I centri di primo soccorso e accoglienza, ovvero il c.d. “approccio hotspot”
L’analisi delle procedure di presentazione e decisione in via amministrativa delle domande di protezione internazionale deve essere preceduta da una breve ricognizione del trattamento riservato al migrante nel momento in cui approda sulle coste italiane perché, come vedremo, già in quella fase può verificarsi una primissima distinzione tra i c.d. “migranti economici” da avviare alle procedure di allontanamento e richiedenti protezione internazionale, da avviare alle misure di accoglienza, in tal modo ostacolando l’accesso alla protezione internazionale (2).
Occorre subito precisare come questa delicata fase non sia disciplinata da norme di legge in modo esaustivo. Infatti, il 28 settembre 2015 – in attuazione dell’Agenda europea sulle migrazioni – il Ministero dell’interno ha diramato la “Roadmap italiana” (tabella di marcia) con cui si spiega come il Governo intende gestire i flussi migratori che giungono sulle nostre coste; non si tratta di un testo giuridico, quanto piuttosto in una nota d’indirizzo informale, integrata da una circolare ministeriale del successivo 6 ottobre. In buona sostanza si prevede che tutti i migranti vengano fatti sbarcare in appositi centri denominati “centri di crisi” (gli hotspot nel lessico della Com- missione europea) allestiti in prossimità di alcuni porti dell’Italia meridionale.
La domanda di protezione
La domanda di protezione internazionale può essere presentata dall’interessato sia alla frontiera, sia presso la questura del luogo in cui costui si trova al momento di presentazione della richiesta (il riferimento è ovviamente alla dimora di fatto quando, nella maggioranza dei casi, lo straniero sia privo di autorizzazione al soggiorno e quindi, tanto più, di residenza) (4).
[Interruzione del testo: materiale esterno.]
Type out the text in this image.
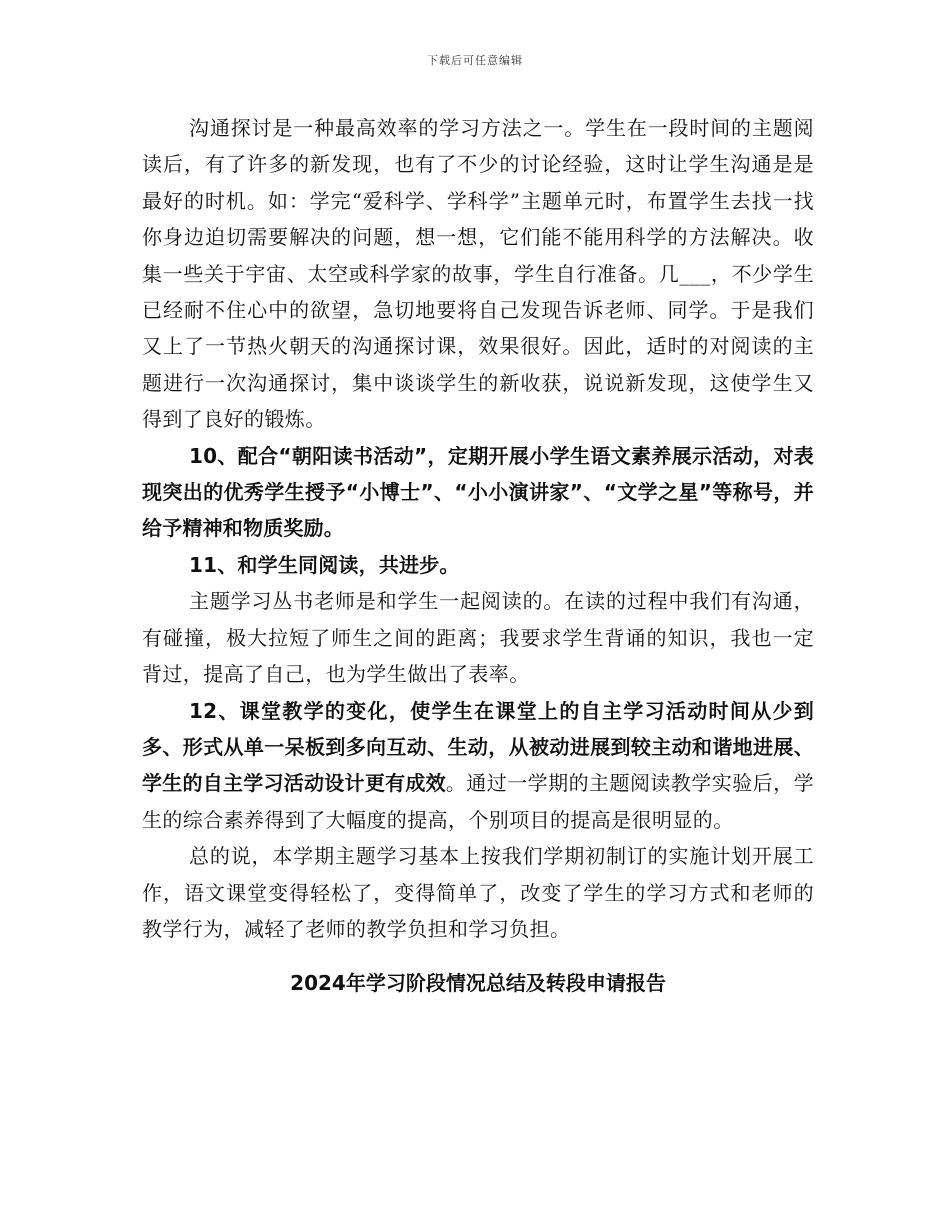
下载后可任意编辑

沟通探讨是一种最高效率的学习方法之一。学生在一段时间的主题阅读后，有了许多的新发现，也有了不少的讨论经验，这时让学生沟通是是最好的时机。如：学完“爱科学、学科学”主题单元时，布置学生去找一找你身边迫切需要解决的问题，想一想，它们能不能用科学的方法解决。收集一些关于宇宙、太空或科学家的故事，学生自行准备。几___，不少学生已经耐不住心中的欲望，急切地要将自己发现告诉老师、同学。于是我们又上了一节热火朝天的沟通探讨课，效果很好。因此，适时的对阅读的主题进行一次沟通探讨，集中谈谈学生的新收获，说说新发现，这使学生又得到了良好的锻炼。

10、配合“朝阳读书活动”，定期开展小学生语文素养展示活动，对表现突出的优秀学生授予“小博士”、“小小演讲家”、“文学之星”等称号，并给予精神和物质奖励。

11、和学生同阅读，共进步。

主题学习丛书老师是和学生一起阅读的。在读的过程中我们有沟通，有碰撞，极大拉短了师生之间的距离；我要求学生背诵的知识，我也一定背过，提高了自己，也为学生做出了表率。

12、课堂教学的变化，使学生在课堂上的自主学习活动时间从少到多、形式从单一呆板到多向互动、生动，从被动进展到较主动和谐地进展、学生的自主学习活动设计更有成效。通过一学期的主题阅读教学实验后，学生的综合素养得到了大幅度的提高，个别项目的提高是很明显的。

总的说，本学期主题学习基本上按我们学期初制订的实施计划开展工作，语文课堂变得轻松了，变得简单了，改变了学生的学习方式和老师的教学行为，减轻了老师的教学负担和学习负担。

2024年学习阶段情况总结及转段申请报告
La corretta interpretazione della norma (art. 6, c. 1, d.lgs. 25/2008) imporrebbe alle questure di considerarsi competenti sulla base della mera elezione di domicilio del richiedente sul loro territorio di riferimento, almeno riguardo agli stranieri appena giunti in Italia, i quali, prima della formalizzazione della domanda, potrebbero trovarsi nella necessità di essere assistiti e accolti e quindi privi di un’abitazione. In tali casi la richiesta di protezione determinerà in fatto anche il luogo di dimora, coincidente con quello di accoglienza. Ad oggi, alcune questure richiedono una dichiarazione di domiciliazione sottoscritta dal domiciliante, ma si tratta di una prassi illegittima perché contraria a quanto disposto, da ultimo, dall’art. 5, c. 1, del d.lgs. 18 agosto 2015, n. 142.